For Arendt, the mass politics of a nation-state such as ours is positively deadly to this sort of public-spiritedness. The “great numbers,” “conformism,” and inhumane “automatism” of nation-state politics, she believed, embody “precisely those traits which, in the Greek self-understanding, distinguished the Persian civilization from their own,” and frustrate a politics of virtue by rendering it rhetorical and sentimental.
At the same time, Lilla’s account of the new Manichaeans is open to the charge that it makes too much of the part played by mere ideas. Our politics today are to this extent unreal: What we are talking about, very often, is not really what we are talking about. Ideas and policies do not fully explain the passionate hatreds we encounter in today’s Manichaean debates, the hysterical anger lavished on comparative trifles, the ever more intensive division of the world into friends and enemies between whom compromise is impossible. The more energy we expend in fashioning our verbal voodoo dolls, in making Barack Obama into a crypto-Stalin or Donald Trump into a crypto-Hitler, the clearer it becomes that something else is at work.

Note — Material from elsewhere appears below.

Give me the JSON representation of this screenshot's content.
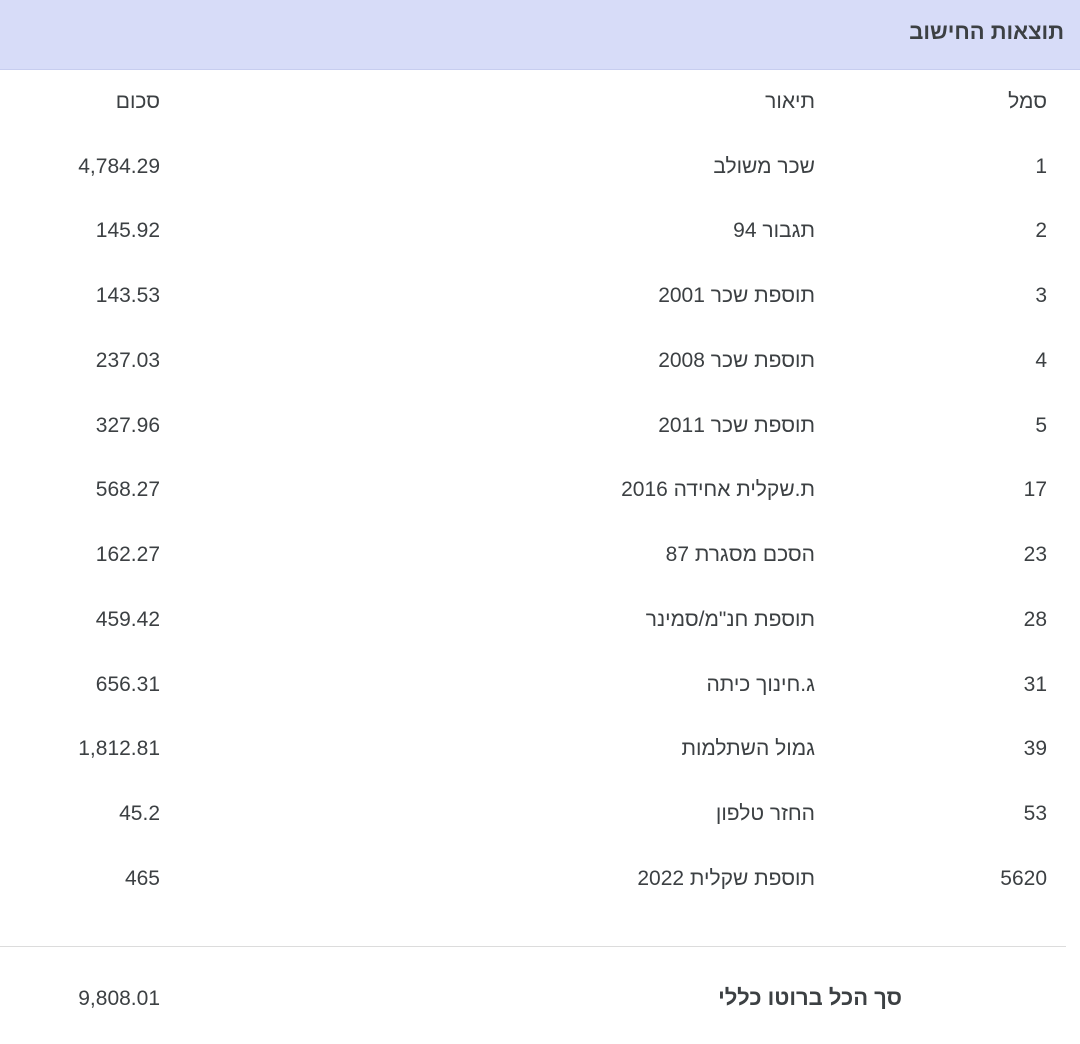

Plato, who sensed that he had botched things rather badly in The Republic, with its brief for philosopher-kings, as an old man wrote The Laws, in which he came round to the idea that man “is God’s plaything, and that is the best thing about him: He should therefore make his play as perfect as possible.”
I suspect that there is a good deal of misplaced play in the new Manichaeism. Johan Huizinga argued in Homo Ludens (1938) that Plato, in coming up with his philosophy of play, did nothing more than state an anthropological fact—that we have, most of us, an unaccountable passion for play-acting. Or to put it a bit differently: Our ancestors knew what they were about when they put, in the center of their habitats, a variety of well-constructed playgrounds, forums of art, ritual, and escapism. Technology, beginning with the printed book (God bless it!), intervened; we now play more solipsistically than our forebears did. The new play has its virtues, but it is not so hygienic. The passions that are easily and helpfully discharged in the face-to-face play of the agora remain, when we play overmuch with books, smartphones, and mass politics, all bottled up. You can smell the putrefaction.
The fanatical righteousness of the new Manichaeans, whether of the Left or the Right, has all the characteristics of too much inward play, of passion squandered on private playgrounds, in part because, amid a landscape of so much formless sprawl, there are no adequate public ones. The game of mass politics, particularly as it is played in today’s electronic forums, breeds Manichaeism precisely because it is both so robotic and so introverted—so inhumane, you might say. The players feel the frustration of those who cannot make themselves heard or felt through their play. They shout the louder, because they are shouting in a vacuum.
A topic, perhaps, for Professor Lilla.
– Mr. Beran is the author of Pathology of the Elites, among other books.